C'est un mardi - le mardi 10 bhadrapad (un mois lunaire indien) 1730. Amrita Devi est chez elle avec ses filles dans le village de Kherjali, près de Jodhpur. Elle est en train de baratter lorsqu'elle entend le bruit d'un arbre qu'on coupe.

Elle s'inquiète. Dans son village, on ne coupe jamais d'arbres car elle et ses voisins sont des Bishnois, peuple dont la religion interdit la chasse et l'abattage des arbres. Ce sont deux principes parmi les 29 (« bishnoi » signifie 29) dictés par le gourou Jambho Ji, qui fonda cette religion au 15e siècle. En suivant ces principes, les Bishnois ont réussi à rendre leurs villages verts et fertiles au cœur même du désert du Rajasthan. Ce sont les hommes du maharadja local qui sont en train de couper des arbres. Il veut du bois pour alimenter les fours à chaux de son nouveau palais. Amrita Devi se précipite et enlace un arbre sur le point d'être abattu. Elle scande un des principes du gourou : « Sar santey rookh rahe to bhi sasto jaan » - « Si l'on sauve un arbre, même au prix de sa propre vie, cela vaut la peine. »

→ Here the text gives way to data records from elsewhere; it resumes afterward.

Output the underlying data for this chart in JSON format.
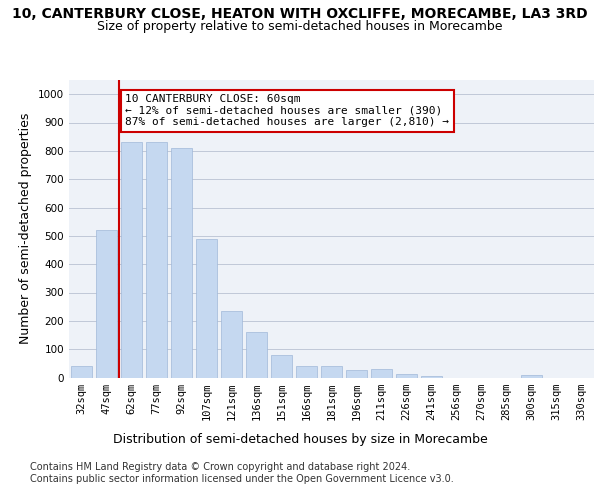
{
  "title_line1": "10, CANTERBURY CLOSE, HEATON WITH OXCLIFFE, MORECAMBE, LA3 3RD",
  "title_line2": "Size of property relative to semi-detached houses in Morecambe",
  "xlabel": "Distribution of semi-detached houses by size in Morecambe",
  "ylabel": "Number of semi-detached properties",
  "categories": [
    "32sqm",
    "47sqm",
    "62sqm",
    "77sqm",
    "92sqm",
    "107sqm",
    "121sqm",
    "136sqm",
    "151sqm",
    "166sqm",
    "181sqm",
    "196sqm",
    "211sqm",
    "226sqm",
    "241sqm",
    "256sqm",
    "270sqm",
    "285sqm",
    "300sqm",
    "315sqm",
    "330sqm"
  ],
  "values": [
    40,
    520,
    830,
    830,
    810,
    490,
    235,
    160,
    78,
    42,
    42,
    28,
    30,
    12,
    5,
    0,
    0,
    0,
    10,
    0,
    0
  ],
  "bar_color": "#c5d8f0",
  "bar_edge_color": "#a0b8d8",
  "annotation_text": "10 CANTERBURY CLOSE: 60sqm\n← 12% of semi-detached houses are smaller (390)\n87% of semi-detached houses are larger (2,810) →",
  "annotation_box_color": "#ffffff",
  "annotation_box_edge_color": "#cc0000",
  "vline_color": "#cc0000",
  "vline_x": 1.5,
  "ylim": [
    0,
    1050
  ],
  "grid_color": "#c0c8d8",
  "background_color": "#eef2f8",
  "footer_line1": "Contains HM Land Registry data © Crown copyright and database right 2024.",
  "footer_line2": "Contains public sector information licensed under the Open Government Licence v3.0.",
  "title_fontsize": 10,
  "subtitle_fontsize": 9,
  "axis_label_fontsize": 9,
  "tick_fontsize": 7.5,
  "annotation_fontsize": 8,
  "footer_fontsize": 7
}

Les bûcherons lui coupent la tête. Ayant suivi l'exemple de leur mère, ses trois fillettes - Asu, Ratni et Baghu - sont elles aussi décapitées. Les habitants de Kherjali et des villages bishnois environnants décident alors que pour chaque arbre coupé, l'un d'eux donnera sa vie. Ils sont 363 à mourir ainsi avant que ne cesse l'abattage.

Pris de honte devant le courage des villageois, le maharadja fait des excuses et décrète l'interdiction de couper des arbres ou de chasser dans les villages bishnois, sous peine de grave sanction. Ce décret est gravé sur une plaque de cuivre.

Au fil des siècles, ces villages sont restés des oasis de verdure dans un environnement très hostile. On dit que la flore et la faune abondent dans toutes les régions où vivent les six millions de Bishnois. Les cerfs paissent tranquillement sans crainte d'être abattus. Même au plus fort de la sécheresse, ils savent qu'ils trouveront à boire et à manger.

Certains disent que ces militants écologistes de la première heure servirent d'inspiration au Mahatma Gandhi lorsqu'il élabora sa stratégie éprouvée de désobéissance civile. Ce qui est certain, c'est qu'ils sont à l'origine du mouvement Chipko moderne d'enlacement des arbres, qui s'est propagé dans tout l'Himalaya : les populations locales - et surtout les femmes - enlacent les arbres pour les protéger des bûcherons. Elles réussissent ainsi à sauver de nombreuses forêts et à faire en sorte que la précieuse couche arable dont leur village a besoin pour la culture ne soit pas emportée par les pluies.